Queensland lifts large scale solar auction target to 60MW

The newly elected Queensland Labor government says it has increased the capacity of its large scale solar auction to 60MW from 40MW as it seeks to accelerate what energy minister Mark Bailey describes as the transition from the “sunshine state” to the “solar state.”

The Queensland government announced its plans to hold a reverse auction – following the success of the auctions in the ACT – to kick-start the renewable energy industry in the state as part of its 50 per cent renewable energy target by 2030.

mark bailey pictureBailey told the Disruption and the Energy Industry conference hosted by RenewEconomy in Sydney on Wednesday that the auction will be tied in with the planned auction of proposals from the Australian Renewable Energy Agency.

ARENA plans to set aside $100 million in grants to get some 200MW of large scale solar built in Australia, and this will be supported by a further $250 million in financing from the Clean Energy Finance Corporation.

Queensland will throw in an unspecified amount of extra money to ensure that up to 60MW of large scale solar will be built in the state, This is over and above the 150MW of large scale renewables, mostly solar, to be contracted by the state-government owned regional network, Ergon Energy.

“We are long overdue in getting large scale renewables going in this state,” Bailey said, noting that the state had lost nearly 1,300 renewable energy jobs under the previous government in an “astonishing own goal” by the Coalition government.

“You are going to get a a lot of large scale solar going in our state,” Bailey said. “We are determined to make the Sunshine State the Solar State.”

Queensland is already the market leader in rooftop solar, with more than 1,400MW of capacity on around 450,000 households.

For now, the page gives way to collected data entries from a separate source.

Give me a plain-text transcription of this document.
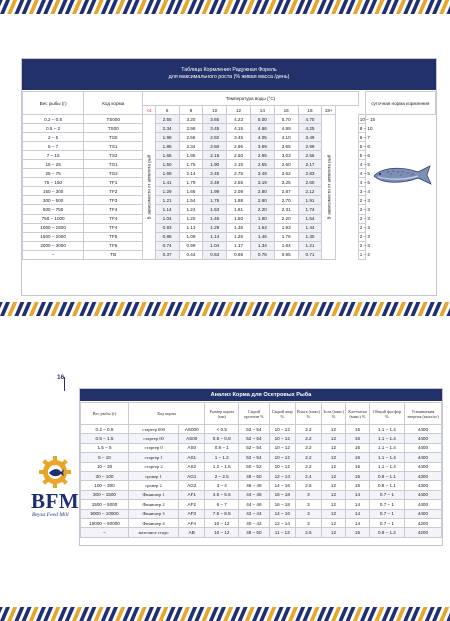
Таблица Кормления Радужная Форель
для максимального роста (% живая масса /день)
Вес рыбы (г)	Код корма	Температура воды (°C)											суточная норма кормления
		<4	6	8	10	12	14	16	18	18+			
0.2 – 0.5	TS000	В зависимости от аппетита рыб	2.55	3.20	3.65	4.23	5.00	5.70	4.70	В зависимости от аппетита рыб		10 – 15	
0.5 – 2	TS00		2.34	2.96	3.45	4.15	4.66	4.89	4.25			8 – 10	
2 – 5	TS0		1.98	2.56	2.92	3.45	4.05	4.10	3.49			6 – 7	
5 – 7	TS1		1.86	2.34	2.50	2.96	3.59	3.65	2.99			5 – 6	
7 – 15	TS2		1.65	1.95	2.15	2.50	2.95	3.03	2.56			5 – 6	
15 – 25	TG1		1.50	1.75	1.90	2.15	2.55	2.60	2.17			4 – 5	
25 – 75	TG2		1.69	2.14	2.45	2.75	3.49	3.52	2.83			4 – 5	
75 – 150	TF1		1.41	1.79	2.49	2.55	3.19	3.25	2.60			4 – 5	
150 – 300	TF2		1.29	1.66	1.99	2.09	2.80	2.87	2.12			3 – 4	
300 – 500	TF3		1.21	1.54	1.75	1.88	2.60	2.70	1.91			2 – 3	
500 – 750	TF4		1.14	1.24	1.53	1.61	2.20	2.31	1.74			2 – 3	
750 – 1000	TF4		1.04	1.20	1.46	1.50	1.90	2.20	1.54			2 – 3	
1000 – 1500	TF4		0.93	1.13	1.29	1.36	1.64	1.93	1.44			2 – 3	
1500 – 2000	TF5		0.86	1.09	1.14	1.26	1.46	1.76	1.30			2 – 3	
2000 – 3000	TF5		0.74	0.99	1.04	1.17	1.34	1.64	1.21			2 – 3	
–	TB		0.37	0.44	0.53	0.66	0.78	0.95	0.71			1 – 2	
16
BFM
Beyza Feed Mill
Анализ Корма для Осетровых Рыба
Вес рыбы (г)	Код корма		Размер корма (мм)	Сырой протеин %	Сырой жир %	Влага (макс) %	Зола (макс) %	Клетчатка (макс) %	Общий фосфор %	Усваиваемая энергия (ккал/кг)
0.2 – 0.5	стартер 000	AS000	< 0.5	52 – 54	10 – 12	2.2	12	16	1.1 – 1.4	4400
0.5 – 1.5	стартер 00	AS00	0.5 – 0.8	52 – 54	10 – 12	2.2	12	16	1.1 – 1.4	4400
1.5 – 5	стартер 0	AS0	0.8 – 1	52 – 54	10 – 12	2.2	12	16	1.1 – 1.4	4400
5 – 10	стартер 1	AS1	1 – 1.2	52 – 54	10 – 12	2.2	12	16	1.1 – 1.4	4400
10 – 30	стартер 2	AS2	1.2 – 1.5	50 – 52	10 – 12	2.2	12	16	1.1 – 1.4	4400
30 – 100	гровер 1	AG1	2 – 2.5	48 – 50	12 – 14	2.4	12	15	0.8 – 1.1	4300
100 – 300	гровер 2	AG2	3 – 4	46 – 48	14 – 16	2.6	12	15	0.8 – 1.1	4300
300 – 1500	Финишер 1	AF1	4.5 – 5.5	44 – 46	16 – 18	3	12	14	0.7 – 1	4400
1500 – 5000	Финишер 2	AF2	6 – 7	44 – 46	16 – 18	3	12	14	0.7 – 1	4400
5000 – 10000	Финишер 3	AF3	7.5 – 8.5	42 – 44	14 – 16	3	12	14	0.7 – 1	4400
15000 – 50000	Финишер 4	AF4	10 – 12	40 – 42	12 – 14	3	12	14	0.7 – 1	4200
–	маточное стадо	AB	10 – 12	48 – 50	11 – 13	2.6	12	15	0.9 – 1.2	4200
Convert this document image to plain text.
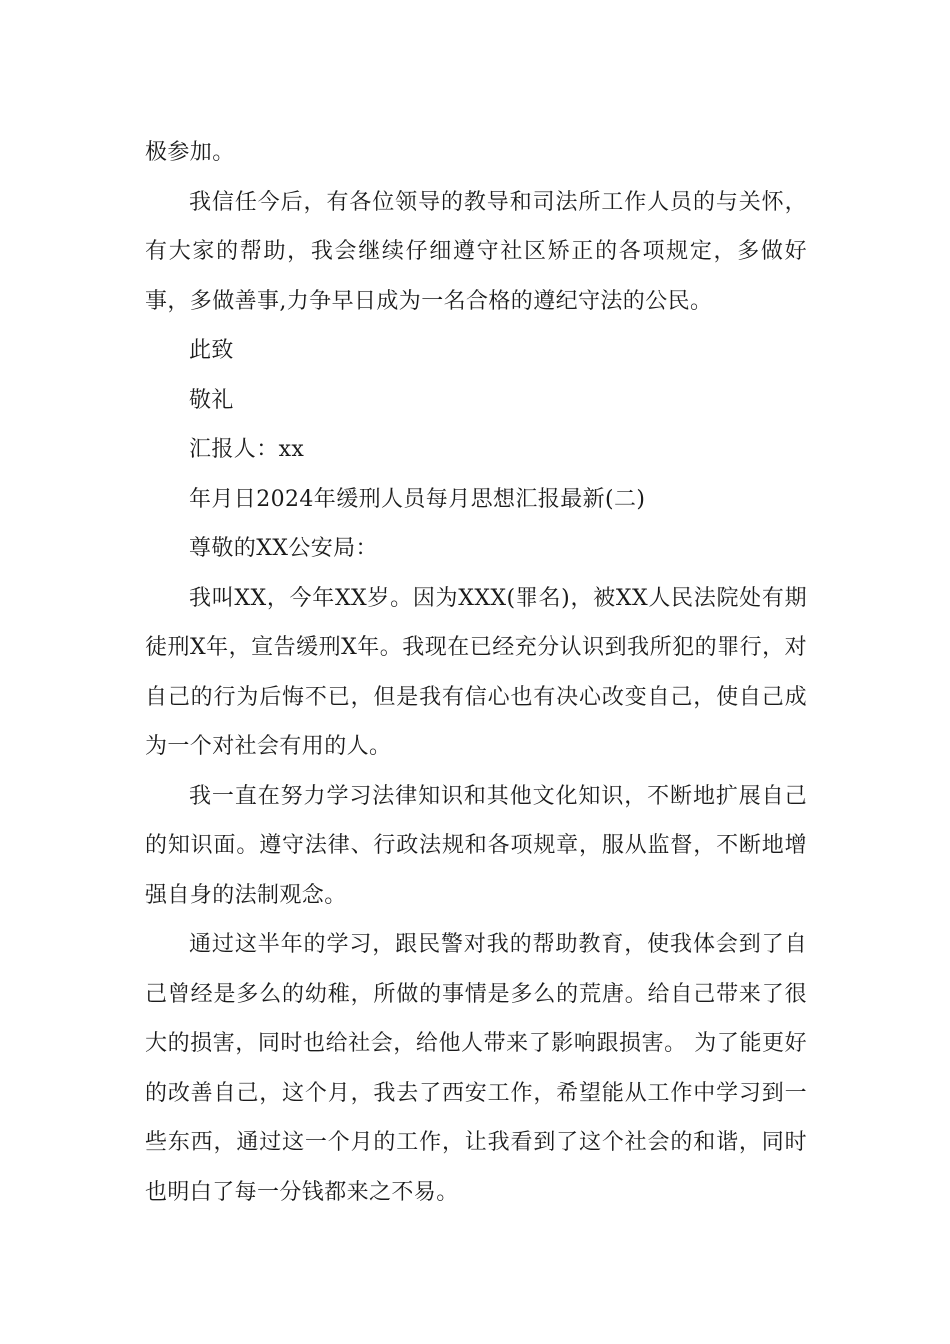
极参加。

我信任今后，有各位领导的教导和司法所工作人员的与关怀，有大家的帮助，我会继续仔细遵守社区矫正的各项规定，多做好事，多做善事,力争早日成为一名合格的遵纪守法的公民。

此致

敬礼

汇报人：xx

年月日2024年缓刑人员每月思想汇报最新(二)

尊敬的XX公安局：

我叫XX，今年XX岁。因为XXX(罪名)，被XX人民法院处有期徒刑X年，宣告缓刑X年。我现在已经充分认识到我所犯的罪行，对自己的行为后悔不已，但是我有信心也有决心改变自己，使自己成为一个对社会有用的人。

我一直在努力学习法律知识和其他文化知识，不断地扩展自己的知识面。遵守法律、行政法规和各项规章，服从监督，不断地增强自身的法制观念。

通过这半年的学习，跟民警对我的帮助教育，使我体会到了自己曾经是多么的幼稚，所做的事情是多么的荒唐。给自己带来了很大的损害，同时也给社会，给他人带来了影响跟损害。 为了能更好的改善自己，这个月，我去了西安工作，希望能从工作中学习到一些东西，通过这一个月的工作，让我看到了这个社会的和谐，同时也明白了每一分钱都来之不易。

The new government expects to double this to around 3,000MW of capacity on a million rooftops by 2020.

Queensland has not released details of how it will fund the scheme, but it will likely be through some form of feed in tariff, as the SCT government has done. Bailey said the additional costs of going to 60MW under the scheme were incremental.

“It is not just good policy, it is a good investment in terms of growing the industry,” Bailey told RenewEconomy.